Coming up with a clear definition of “out of pocket limit” is a tough one, and the term can be difficult for consumers to understand, a regulator says.
The topic came up Tuesday during a teleconference on implementation of consumer information provisions of the Patient Protection and Affordable Care Act (PPACA).
The Standard Definitions Team, an arm of the Consumer Information Subgroup at the National Association of Insurance Commissioners (NAIC), Kansas City, Mo., held the session to review proposed definitions of several insurance-related terms, including “co-payment,” “out-of network copayment,” “in-network copayment,” and “co-insurance.”
The subgroup is helping the NAIC and the U.S. Department of Health and Human Services develop standards for a summary of benefits and coverage explanation for individual and group health insurance.

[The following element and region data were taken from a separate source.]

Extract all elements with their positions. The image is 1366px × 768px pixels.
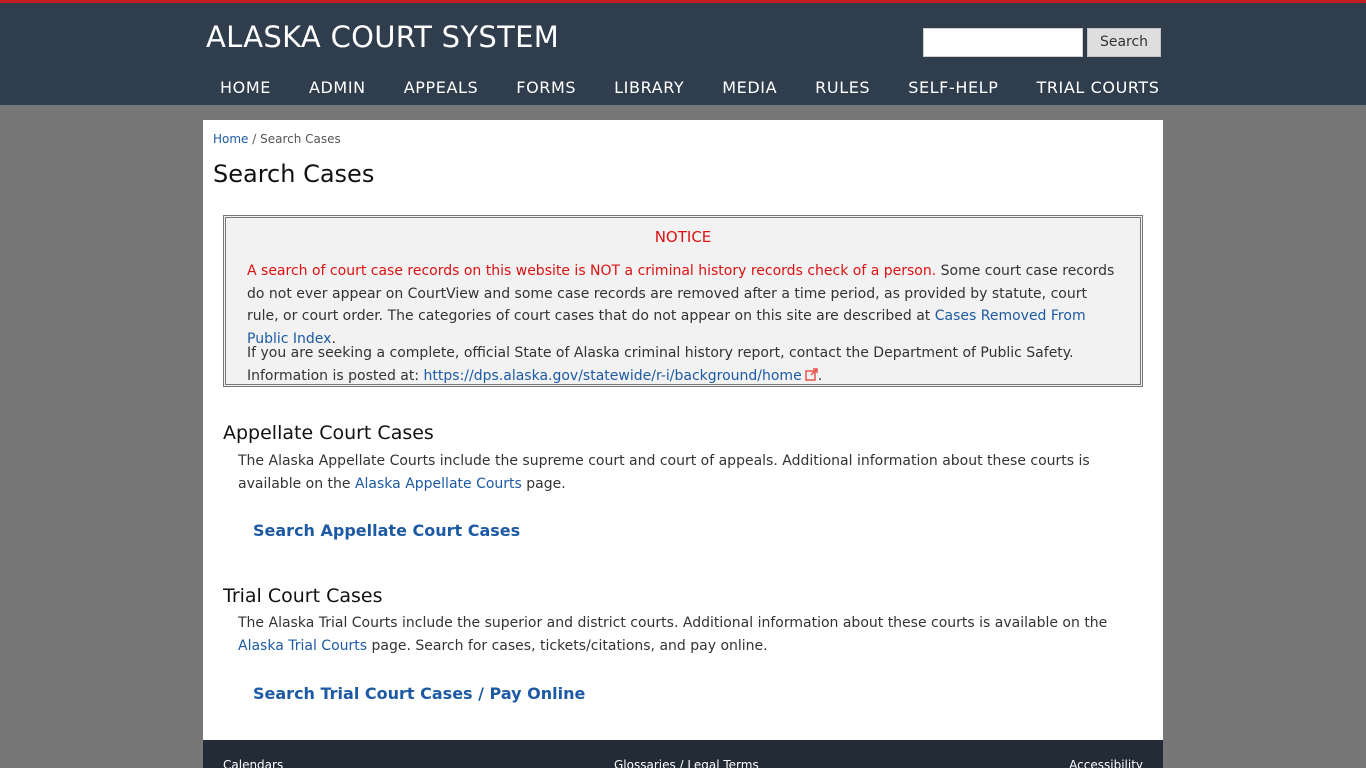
notice-warning-text: A search of court case records on this w… [247,263,937,279]
breadcrumb: Home / Search Cases [213,132,341,146]
search-trial-cases-link[interactable]: Search Trial Court Cases / Pay Online [253,684,585,703]
alaska-trial-courts-link[interactable]: Alaska Trial Courts [238,638,367,654]
breadcrumb-home-link[interactable]: Home [213,132,248,146]
notice-p2-end: . [817,367,823,384]
notice-box: NOTICE A search of court case records on… [223,215,1143,387]
breadcrumb-separator: / [248,132,261,146]
appellate-text-end: page. [521,475,566,492]
nav-item-library[interactable]: LIBRARY [595,75,703,103]
nav-item-media[interactable]: MEDIA [703,75,796,103]
main-nav: HOME ADMIN APPEALS FORMS LIBRARY MEDIA R… [201,75,1179,103]
nav-item-admin[interactable]: ADMIN [290,75,385,103]
nav-item-home[interactable]: HOME [201,75,290,103]
nav-item-rules[interactable]: RULES [796,75,889,103]
dps-background-link[interactable]: https://dps.alaska.gov/statewide/r-i/bac… [424,368,802,384]
trial-description: The Alaska Trial Courts include the supe… [238,612,1143,657]
appellate-description: The Alaska Appellate Courts include the … [238,450,1143,495]
site-footer: Calendars Glossaries / Legal Terms Acces… [203,740,1163,768]
search-appellate-cases-link[interactable]: Search Appellate Court Cases [253,521,520,540]
trial-text-end: page. Search for cases, tickets/citation… [367,637,768,654]
nav-item-forms[interactable]: FORMS [497,75,595,103]
main-content: Home / Search Cases Search Cases NOTICE … [203,120,1163,740]
notice-paragraph-2: If you are seeking a complete, official … [247,342,1117,387]
notice-heading: NOTICE [654,228,712,246]
breadcrumb-current: Search Cases [260,132,341,146]
trial-text: The Alaska Trial Courts include the supe… [238,615,1108,631]
nav-item-trial-courts[interactable]: TRIAL COURTS [1017,75,1178,103]
search-button[interactable]: Search [1087,28,1161,57]
footer-calendars-link[interactable]: Calendars [223,758,283,768]
footer-accessibility-link[interactable]: Accessibility [1069,758,1143,768]
page-title: Search Cases [213,160,375,188]
trial-section-title: Trial Court Cases [223,585,383,607]
nav-item-appeals[interactable]: APPEALS [385,75,498,103]
footer-glossaries-link[interactable]: Glossaries / Legal Terms [614,758,759,768]
nav-item-self-help[interactable]: SELF-HELP [889,75,1017,103]
notice-paragraph-1: A search of court case records on this w… [247,260,1117,350]
site-header: ALASKA COURT SYSTEM Search HOME ADMIN AP… [0,0,1366,105]
external-link-icon [804,366,818,381]
search-input[interactable] [923,28,1083,57]
site-title-link[interactable]: ALASKA COURT SYSTEM [206,20,559,54]
alaska-appellate-courts-link[interactable]: Alaska Appellate Courts [355,476,522,492]
appellate-section-title: Appellate Court Cases [223,422,434,444]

During the conference call, one of the definitions the team discussed in detail was “out of pocket limit,” and discussion participants agreed that defining the term is challenging. The team started with the following definition:
“The most you are required to pay each year towards the cost of your covered health care. The limit protects you from very high health care costs. This limit does not include your premium or balance-billed charges for health care you receive from non-preferred providers. Some [health care coverage] does not count all of your co-payments and coinsurance payments when determining this limit. Review your health care policy to see whether your deductibles, copayments, and co-insurance count towards this limit.”
Some subgroup members said using the phrase “are required” in the first sentence makes it sound as if the out of pocket limit is a deductible or a premium when, in fact, the limit is supposed to be a protection for the consumer.